Iran’s current reserves of 20 percent enriched uranium fully corresponds to its nuclear fuel demands, but the country will not miss its right to produce 20 percent nuclear fuel whenever needed, head of Iran’s Atomic Energy Organization (IAEO) Ali Akbar Salehi said, Iranian ISNA news agency reported on Feb. 10.
Salehi went on to say that, if Iran needs any level of enrichment in the future, and its demands are not supplied by the western side, the country itself will produce it.
“If Iran needs 60 percent enriched uranium for its peaceful program, it has the technology to do it,” he added.
Commenting on the west’s concerns about the Arak heavy water reactor, Salehi said weapons-grade plutonium is not produced by the Arak reactor.
“Iran does not have reprocessing plant to extract the plutonium,” he added.
He also underlined that Iran can make some technical design changes to the Arak heavy water reactor in order to produce less plutonium.
Iran and the P5+1 reached a nuclear agreement on November 24, 2013. Iran has agreed to curb some of its nuclear activities including 20 percent uranium enrichment and construction activity at the Arak heavy water reactor for six months in return for sanctions relief.

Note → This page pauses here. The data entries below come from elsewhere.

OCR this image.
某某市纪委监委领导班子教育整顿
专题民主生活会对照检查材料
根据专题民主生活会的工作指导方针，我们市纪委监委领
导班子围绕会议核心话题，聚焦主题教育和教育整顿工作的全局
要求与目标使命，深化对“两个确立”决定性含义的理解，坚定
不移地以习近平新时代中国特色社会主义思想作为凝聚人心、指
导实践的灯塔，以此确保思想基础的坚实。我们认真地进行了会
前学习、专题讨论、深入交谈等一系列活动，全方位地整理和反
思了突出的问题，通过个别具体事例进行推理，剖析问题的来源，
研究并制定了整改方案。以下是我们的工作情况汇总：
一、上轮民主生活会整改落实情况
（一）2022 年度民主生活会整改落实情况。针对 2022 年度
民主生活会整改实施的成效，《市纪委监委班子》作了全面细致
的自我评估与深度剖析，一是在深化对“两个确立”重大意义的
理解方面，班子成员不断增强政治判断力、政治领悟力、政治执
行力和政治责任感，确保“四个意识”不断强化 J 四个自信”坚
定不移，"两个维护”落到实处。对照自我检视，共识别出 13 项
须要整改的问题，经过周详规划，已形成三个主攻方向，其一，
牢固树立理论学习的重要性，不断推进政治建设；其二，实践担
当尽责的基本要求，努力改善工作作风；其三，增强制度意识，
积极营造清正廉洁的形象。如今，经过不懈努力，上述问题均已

Iran and the P5+1 group have agreed to implement the agreement starting from Jan. 20.
Under the agreement, six major powers agreed to give Iran access to $4.2 billion in revenues blocked overseas if it carries out the deal, which offers sanctions relief in exchange for steps to curb the Iranian nuclear program.

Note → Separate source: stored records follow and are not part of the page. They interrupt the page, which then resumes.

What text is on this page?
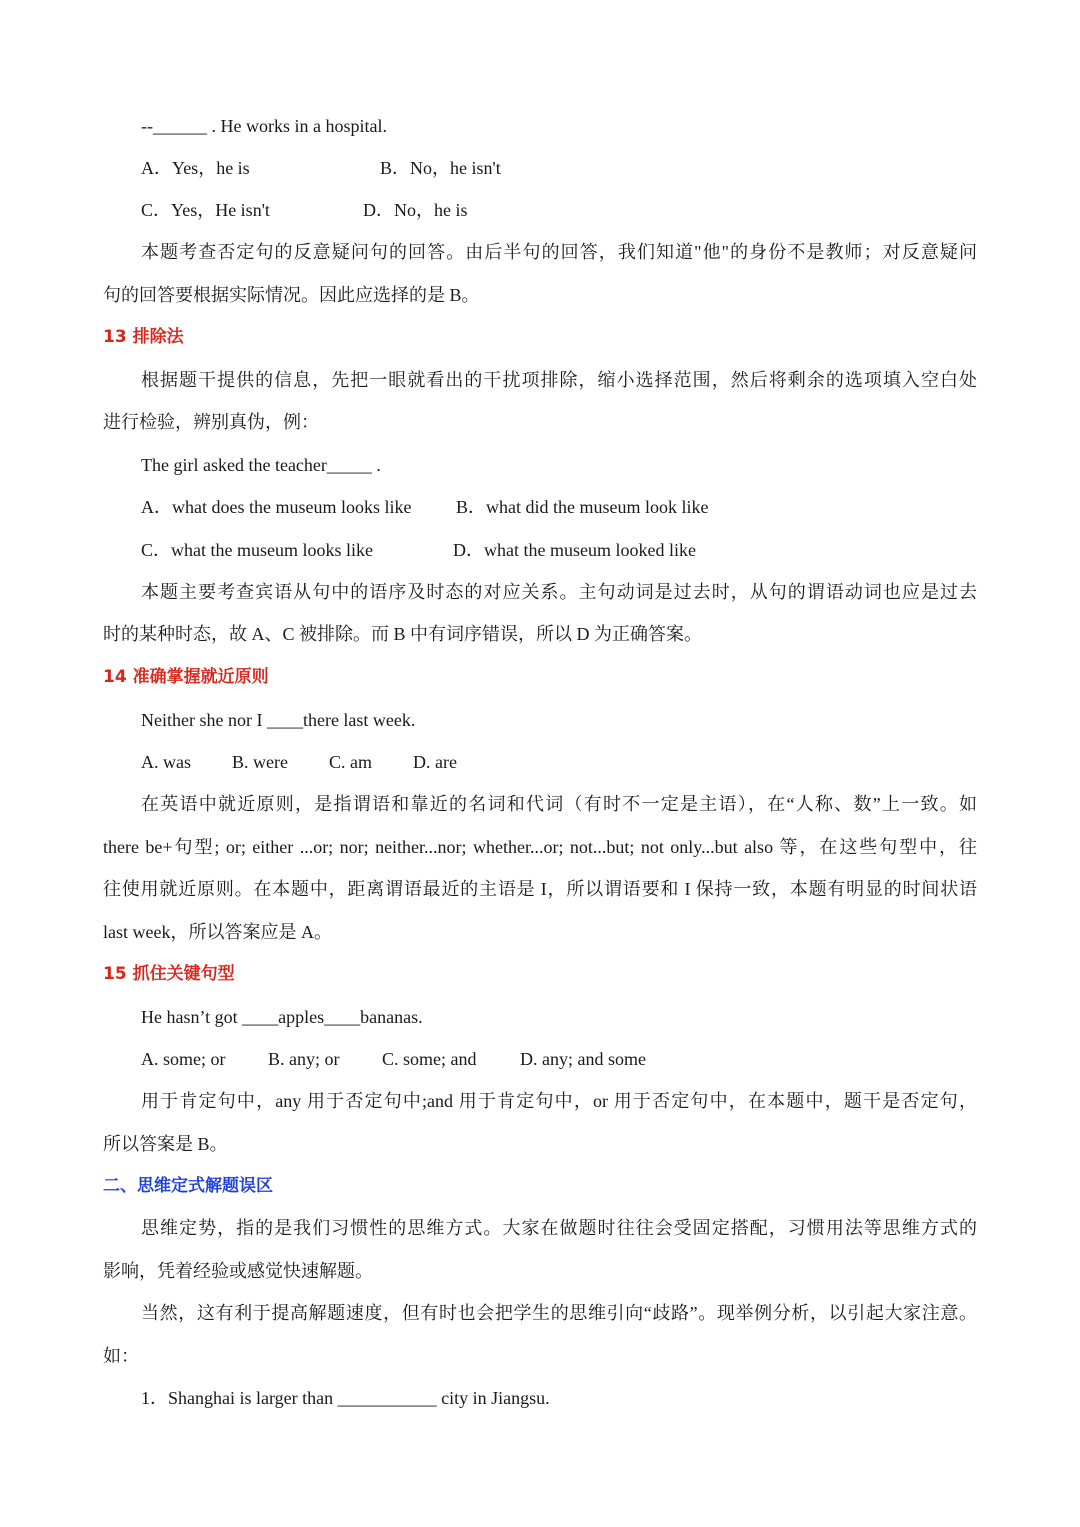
--______ . He works in a hospital.
A．Yes，he is	B．No，he isn't
C．Yes，He isn't	D．No，he is
本题考查否定句的反意疑问句的回答。由后半句的回答，我们知道"他"的身份不是教师；对反意疑问
句的回答要根据实际情况。因此应选择的是 B。
13 排除法
根据题干提供的信息，先把一眼就看出的干扰项排除，缩小选择范围，然后将剩余的选项填入空白处
进行检验，辨别真伪，例：
The girl asked the teacher_____ .
A．what does the museum looks like B．what did the museum look like
C．what the museum looks like	D．what the museum looked like
本题主要考查宾语从句中的语序及时态的对应关系。主句动词是过去时，从句的谓语动词也应是过去
时的某种时态，故 A、C 被排除。而 B 中有词序错误，所以 D 为正确答案。
14 准确掌握就近原则
Neither she nor I ____there last week.
A. was B. were C. am D. are
在英语中就近原则，是指谓语和靠近的名词和代词（有时不一定是主语），在“人称、数”上一致。如
there be+句型; or; either ...or; nor; neither...nor; whether...or; not...but; not only...but also 等，在这些句型中，往
往使用就近原则。在本题中，距离谓语最近的主语是 I，所以谓语要和 I 保持一致，本题有明显的时间状语
last week，所以答案应是 A。
15 抓住关键句型
He hasn’t got ____apples____bananas.
A. some; or B. any; or C. some; and D. any; and some
用于肯定句中，any 用于否定句中;and 用于肯定句中，or 用于否定句中，在本题中，题干是否定句，
所以答案是 B。
二、思维定式解题误区
思维定势，指的是我们习惯性的思维方式。大家在做题时往往会受固定搭配，习惯用法等思维方式的
影响，凭着经验或感觉快速解题。
当然，这有利于提高解题速度，但有时也会把学生的思维引向“歧路”。现举例分析，以引起大家注意。
如：
1．Shanghai is larger than ___________ city in Jiangsu.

Iran diluted about 100 kg of nearly 20 percent pure U-235 to 450 kg of LEU (3.5 percent low enriched uranium) on Jan. 20. The arranged 164-centrifuge cascades have been disconnected, but are still active and produce LEU.
Iran currently has enough 19.75 percent enriched nuclear fuel to meet the needs of the Tehran Research Reactor (TRR) for four years.
This means Iran needs neither 3.5 percent nor 19.75 percent pure nuclear fuel for four years.